Esce ‘La variabile africana’ di Raffaele Masto, un libro che offre storie, reportage e analisi condotte direttamente in alcuni paesi simbolo, racconti di viaggio e incontri dai quali emergono la complessità e la ricchezza culturale del continente.

Ci hanno insegnato che una rondine non fa primavera, ma tante possono cambiare le sorti di un villaggio africano. È la storia del villaggio di Ebbaken, nel sud della Nigeria. Qui le rondini approdano dopo un lungo viaggio dall’Europa. Qui, in migliaia, hanno trovato la morte perché lo stato di povertà ha indotto gli abitanti a catturarle per mangiarle, finché un ornitologo italiano non riceve una lettera nella quale gli viene richiesto un riscatto, in perfetto stile nigeriano, per una rondine che gli appartiene, almeno così crede il suo interlocutore.

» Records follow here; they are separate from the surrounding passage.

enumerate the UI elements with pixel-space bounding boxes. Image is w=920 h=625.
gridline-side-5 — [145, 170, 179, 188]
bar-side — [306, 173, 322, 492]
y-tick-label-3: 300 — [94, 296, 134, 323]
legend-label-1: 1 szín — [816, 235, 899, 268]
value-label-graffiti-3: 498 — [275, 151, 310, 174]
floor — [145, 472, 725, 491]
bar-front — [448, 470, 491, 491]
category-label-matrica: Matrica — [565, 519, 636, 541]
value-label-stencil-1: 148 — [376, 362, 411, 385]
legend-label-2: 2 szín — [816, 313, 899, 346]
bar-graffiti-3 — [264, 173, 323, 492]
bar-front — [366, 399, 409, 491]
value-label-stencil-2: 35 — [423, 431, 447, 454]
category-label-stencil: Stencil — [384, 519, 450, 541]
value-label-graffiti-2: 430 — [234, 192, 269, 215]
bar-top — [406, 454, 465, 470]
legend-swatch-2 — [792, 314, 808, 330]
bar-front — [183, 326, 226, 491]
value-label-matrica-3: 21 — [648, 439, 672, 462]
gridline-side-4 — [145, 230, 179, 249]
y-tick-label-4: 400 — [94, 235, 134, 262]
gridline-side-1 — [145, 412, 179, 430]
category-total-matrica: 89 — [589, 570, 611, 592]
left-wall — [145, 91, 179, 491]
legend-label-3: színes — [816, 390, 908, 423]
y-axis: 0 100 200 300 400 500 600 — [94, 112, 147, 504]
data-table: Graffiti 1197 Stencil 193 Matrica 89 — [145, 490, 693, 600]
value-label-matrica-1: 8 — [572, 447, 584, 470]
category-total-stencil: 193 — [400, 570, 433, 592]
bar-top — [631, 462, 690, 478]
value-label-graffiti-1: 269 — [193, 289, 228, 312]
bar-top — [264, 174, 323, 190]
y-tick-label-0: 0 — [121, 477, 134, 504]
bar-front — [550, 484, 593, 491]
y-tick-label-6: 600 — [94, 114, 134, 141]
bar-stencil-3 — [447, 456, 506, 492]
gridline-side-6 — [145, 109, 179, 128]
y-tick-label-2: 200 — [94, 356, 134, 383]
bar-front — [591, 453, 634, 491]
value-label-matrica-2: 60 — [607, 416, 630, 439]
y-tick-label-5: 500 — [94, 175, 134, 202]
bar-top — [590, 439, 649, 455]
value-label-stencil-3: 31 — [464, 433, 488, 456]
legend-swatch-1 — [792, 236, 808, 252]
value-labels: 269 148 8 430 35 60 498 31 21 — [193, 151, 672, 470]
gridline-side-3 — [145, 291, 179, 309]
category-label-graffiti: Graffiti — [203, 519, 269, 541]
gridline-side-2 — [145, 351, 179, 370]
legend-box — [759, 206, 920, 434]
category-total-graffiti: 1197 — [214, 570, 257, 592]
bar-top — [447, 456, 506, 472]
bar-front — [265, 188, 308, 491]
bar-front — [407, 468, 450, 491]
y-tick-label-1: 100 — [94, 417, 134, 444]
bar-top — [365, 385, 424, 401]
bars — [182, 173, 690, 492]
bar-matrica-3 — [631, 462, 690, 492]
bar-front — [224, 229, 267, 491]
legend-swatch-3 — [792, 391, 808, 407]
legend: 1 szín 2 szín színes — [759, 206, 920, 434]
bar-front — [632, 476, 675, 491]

L’ornitologo, Pierfrancesco Micheloni, incuriosito parte per lo stato nigeriano del Cross River per raggiungere il villaggio di Ebbaken. E scopre che le rondini che aveva inanellato in Europa sono migrate fin laggiù. Da lì parte un progetto. Il villaggio non è più la tomba dei volatili, ma diventa un’attrazione turistica e un luogo di ricerca per appassionati, per i birdwatcher. Per il villaggio Ebbaken una rondine ha fatto primavera. Non è un caso che, oggi, i visitatori che arrivano al villaggio sono accolti da un cartello: “Ebbaken, the Swallow City”.

Il racconto-metafora è contenuto nel libro “La variabile africana”, del giornalista Raffaele Masto, edito da Egea, e racconta più di ogni altra cosa le molteplici facce dell’Africa. Colpi di Stato, crisi alimentari, guerre e assenza di reale indipendenza hanno fatto dell’Africa, agli occhi degli occidentali, un continente irrecuperabile, perduto, da salvare. Più di recente, a questa immagine drammatica se ne è affiancata un’altra, completamente opposta, mossa da euforia e ottimismo, secondo la quale l’Africa è il futuro del mondo, il nostro futuro. Ma allora quale di queste visioni rispecchia la realtà odierna? A che punto è oggi il continente africano? L’Africa è decisamente più complessa.

Il libro di Masto offre storie, reportage e analisi condotte direttamente in alcuni paesi simbolo (Mozambico, Costa d’Avorio, Sud Sudan, Sierra Leone, Nigeria), racconti di viaggio e incontri dai quali emergono la complessità e la ricchezza culturale del continente.

Tra i temi trattati c’è anche quello del rinnovato interesse per l’Africa da parte di imprese pubbliche e private, di multinazionali, di governi stranieri e grandi investitori. Come si spiega? L’Africa è un enorme serbatoio di risorse, che non può che fare gola a Stati che di risorse ne hanno poche o per nulla, come la Cina o l’Arabia Saudita. Così che l’Africa, all’alba di questo terzo millennio, è tornata a essere territorio di conquista, ma ancora una volta senza alcun vantaggio per sé di crescita economica e sociale. Le classi politiche di buona parte degli Stati africani, infatti, sono corrotte, incapaci, inadeguate, spesso al governo ininterrottamente da decenni e con l’obiettivo primario di continuare a occupare, senza rivali, le stanze del potere. Sono questi i personaggi che concedono i permessi di utilizzo delle terre agricole o di prospezione, alla ricerca di siti minerari per l’estrazione di materie prime e per la loro commercializzazione.

La società civile è molto vitale in quasi tutti i paesi del continente, ma quattro secoli di schiavismo e due di colonialismo non si cancellano con soli cinquant’anni di indipendenza. “Gli africani devono superare questo devastante complesso di inferiorità – sostiene Masto. Hanno bisogno di valorizzare se stessi, di conoscere il valore dei loro territori e delle risorse che vi sono contenute o che possono produrre, ma soprattutto hanno bisogno di avere una prospettiva. Più che progetti faraonici, fiumi di denaro, mega infrastrutture, all’Africa servono investimenti veri nelle sue potenzialità, non elargiti per cooperazione o buonismo. Più che di beneficenza o cooperazione, l’Africa ha bisogno di giustizia”. E in un villaggio sperduto della Nigeria, una piccola e insignificante rondine può fare davvero primavera.